In some areas of Spokane Valley, the aquifer starts a few dozen feet below the ground’s surface. Pollutants travel quickly through the rocky soil, reaching the aquifer and the Spokane River.

“We have a very unique aquifer that provides drinking water for the region, and a very beautiful river, and they interchange,” Hanson said. “I’ve personally picked up a computer monitor from the river bank. It was smashed – all of those metals were exposed to the water.”

The interactive database includes 115 different hazardous wastes and more than 50 locations that accept them. A still-developing part of the website will list each product’s environmental risks and less toxic alternatives.

Disposal sites for both commercial and residential waste are included, but Hanson thinks that getting residents onboard has the biggest potential payoff for the region’s water quality.

“Businesses, for the most part, have somebody looking over their shoulder,” she said. “It’s the residential part that’s unregulated.”

With 600,000 people living above the aquifer, careless disposal of even small amounts of hazardous waste adds up, Hanson said. By making it easy to find drop-off and mail-in locations, the directory aims to change people’s behavior. Phone numbers and maps are included for vendors in Spokane, Stevens and Lincoln counties. Disposal fees are required for some products.

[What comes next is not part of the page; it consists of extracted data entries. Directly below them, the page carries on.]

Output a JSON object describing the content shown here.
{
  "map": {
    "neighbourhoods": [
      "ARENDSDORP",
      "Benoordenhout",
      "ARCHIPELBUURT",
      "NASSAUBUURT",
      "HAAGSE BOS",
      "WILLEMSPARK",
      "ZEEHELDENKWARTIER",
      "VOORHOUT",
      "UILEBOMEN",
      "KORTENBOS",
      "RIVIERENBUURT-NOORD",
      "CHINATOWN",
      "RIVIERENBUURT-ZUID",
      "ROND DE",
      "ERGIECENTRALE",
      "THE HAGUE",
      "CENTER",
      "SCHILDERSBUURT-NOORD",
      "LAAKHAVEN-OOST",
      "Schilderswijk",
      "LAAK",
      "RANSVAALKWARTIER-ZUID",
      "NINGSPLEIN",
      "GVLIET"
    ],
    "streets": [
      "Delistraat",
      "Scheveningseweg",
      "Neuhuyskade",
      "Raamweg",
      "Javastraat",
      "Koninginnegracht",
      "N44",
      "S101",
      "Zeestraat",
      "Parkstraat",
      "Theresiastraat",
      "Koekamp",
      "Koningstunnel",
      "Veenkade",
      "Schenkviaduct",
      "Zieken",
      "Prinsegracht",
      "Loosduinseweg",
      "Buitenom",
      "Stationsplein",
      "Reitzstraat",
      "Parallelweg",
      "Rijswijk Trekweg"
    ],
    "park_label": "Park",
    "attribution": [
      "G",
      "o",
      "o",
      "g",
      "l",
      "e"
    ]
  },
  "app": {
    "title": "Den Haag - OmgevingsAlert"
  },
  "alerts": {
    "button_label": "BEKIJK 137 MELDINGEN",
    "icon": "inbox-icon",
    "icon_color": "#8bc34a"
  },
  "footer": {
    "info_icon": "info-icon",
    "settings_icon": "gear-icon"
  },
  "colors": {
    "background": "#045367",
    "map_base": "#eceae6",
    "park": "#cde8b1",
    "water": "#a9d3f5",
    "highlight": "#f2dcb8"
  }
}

The directory was created with cooperation from nine different city, county and state agencies and nonprofits.

“This will help us out a lot,” said Mike LaScuola, environmental health specialist for the Spokane Regional Health District, which was one of the collaborators. “The more we keep waste disposal in the forefront, the less cleanup is needed at the end of dead-end roads.”

His agency fields frequent calls about improper hazardous waste disposal. Each fall, the district is contacted by people concerned about their neighbors draining chemically treated water from swimming pools into alleys, for example.

Automotive fluids is another common area of abuse, with hobby mechanics spreading used motor oil on driveways for dust control or pouring fluids into the weeds behind their shop.

“People see roads being oiled, and they think their waste oil can be disposed of in a similar manner,” LaScuola said. Professional dust control application requires a permit and a less toxic form of oil.

“For the most part, these are areas that are very confusing to the public when they don’t have direction,” he said. “They need to know the proper way to take care of things.”